Apparently upset at a few instances of high-profile politicians and candidates venturing into Maoist dens in the rural hinterlands, the police are framing a strict advisory for poll nominees and have also decided to voice their concern with the Election Commission.

“This is very disturbing for us. There have been at least four to five instances when high-profile politicians who face a security risk ventured inside these areas without informing the local police,” said state police spokesperson Satya Narayan Pradhan, but refused to divulge who the leaders were.

“We have had to rush police teams at least four times after coming to know about the presence of these politicians in those areas,” he said, adding that all district superintendents of police had been asked to apprise candidates accordingly.

Maoist dens are understood to be primarily concentrated in Palamau, Chatra in the western part of Jharkhand, Giridih and parts of Koderma in the north and some areas of Singhbhum in the south.

Among those contesting from Palamau — some of whom may have begun campaigning — were JD(U)’s Radha Krishna Kishore, former BJP MP Brajmohan Ram (contesting as an Independent this time), MP Ghuram Ram and Kameshwar Baitha.

The Chatra nominees were former Speaker Inder Singh Namdhari (contesting as an Independent), RJD’s Nagmani, CPI(ML)’s Keshwar Yadav and Dhirendra Agarwal among others.

Camping in Naxalite-affected Chainpur block of the Palamau constituency, JD(U)’s Kishore disagreed it was dangerous for them to campaign in rural areas. “We do not see a problem in going to rural areas at least in the day time. We take precautions but we can’t afford to ignore far-flung rural areas while campaigning,” he told The Telegraph.
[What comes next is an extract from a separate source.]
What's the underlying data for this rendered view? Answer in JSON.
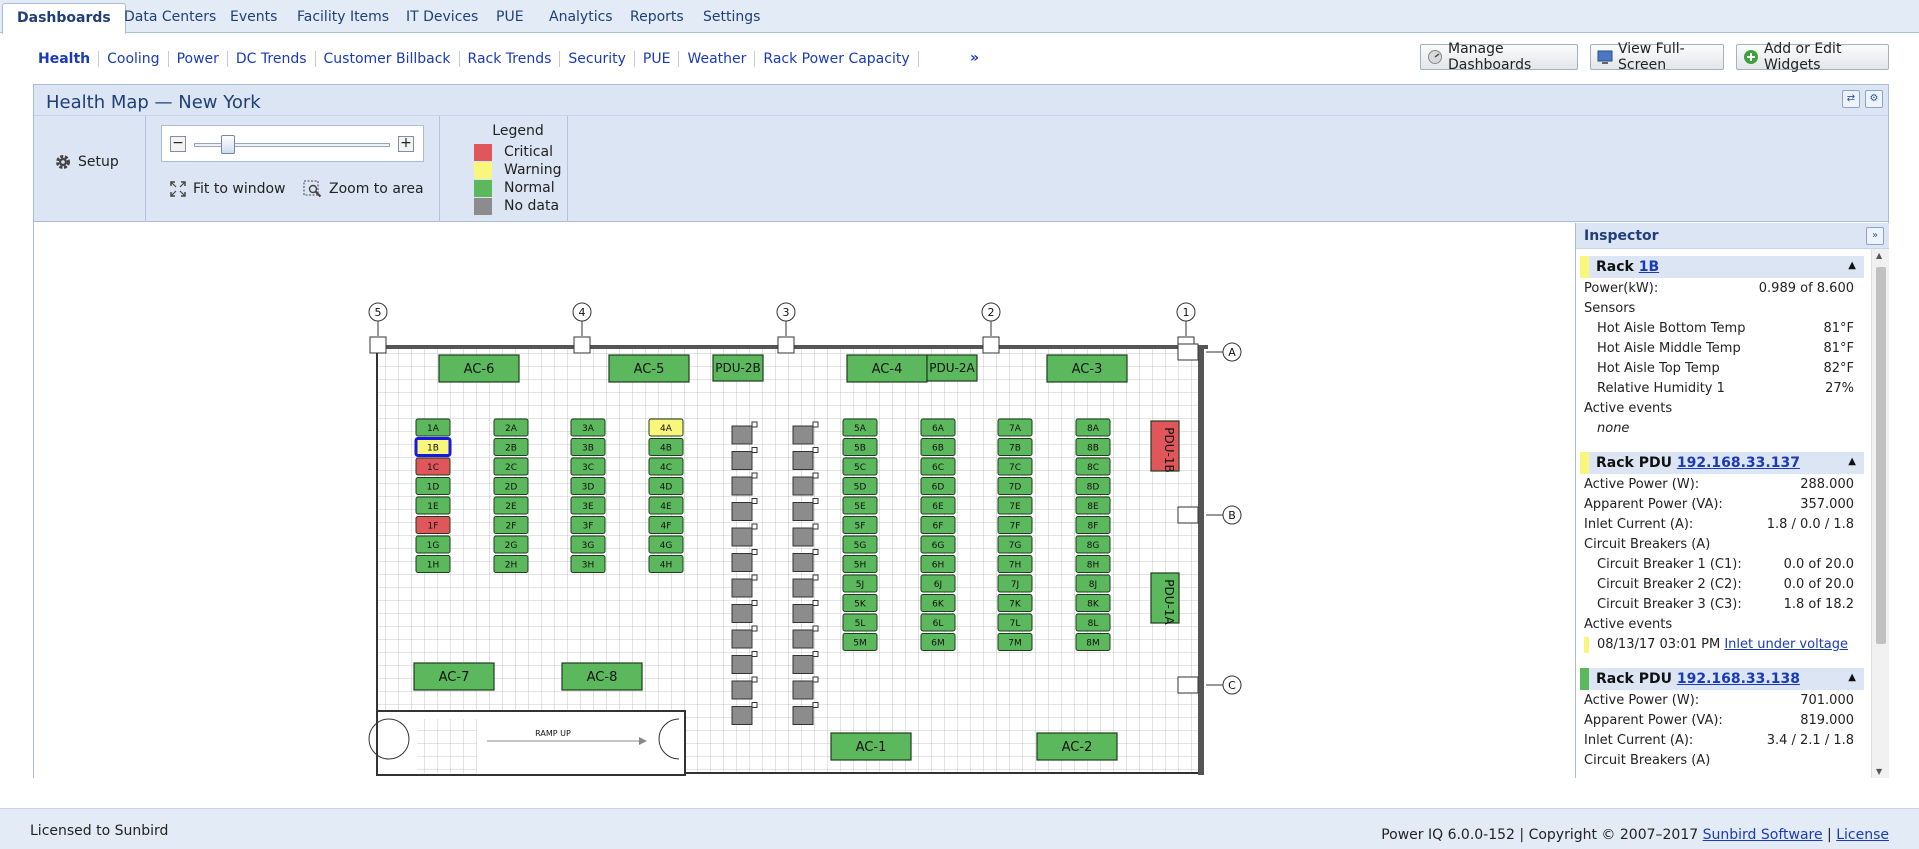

Over the years, several state politicians have been victims of ultra-Left terror. JMM’s former Jamshedpur MP Sunil Mahto, CPI(ML)’s former Bagoder MLA Mahendra Singh, and former Tamar MLA Ramesh Singh Munda, the son of former chief minister Babulal Marandi, were among those who had fallen to Maoist violence.

The killings happened both in far-flung rural areas as well as the suburbs — Munda was killed in Bundu even though he had armed bodyguards.

Pradhan said if the police had prior information about a politician’s plans, they could carry out a sanitisation drive to flush out criminals and Naxalite elements from the area.

In the run-up to the general elections — scheduled to take place in Jharkhand in two phases on April 16 and April 23 — Maoists gave enough hints that they might disturb the polling processes even though they haven’t issued a poll boycott call.

In fact, two former hardcore rebels were contesting elections this time. While Kameshwar Baitha was contesting on a JMM ticket from Palamau — he has over 55 criminal cases against him — CPI(ML) had fielded Keshwar Yadav, alias Ranjan Yadav, alias Dinkar, from Chatra — he faces over a dozen cases.

So far, Maoists have been making their presence felt fairly regularly.

In March, over 50 armed rebels blew up a village community centre in Bokaro district, barely 15km from where BJP MP Hema Malini addressed a public meeting the next day.

Moreover, a portion of a school building, a designated polling station, at Banalat village in Bishunpur in Gumla was blown up by powerful explosives.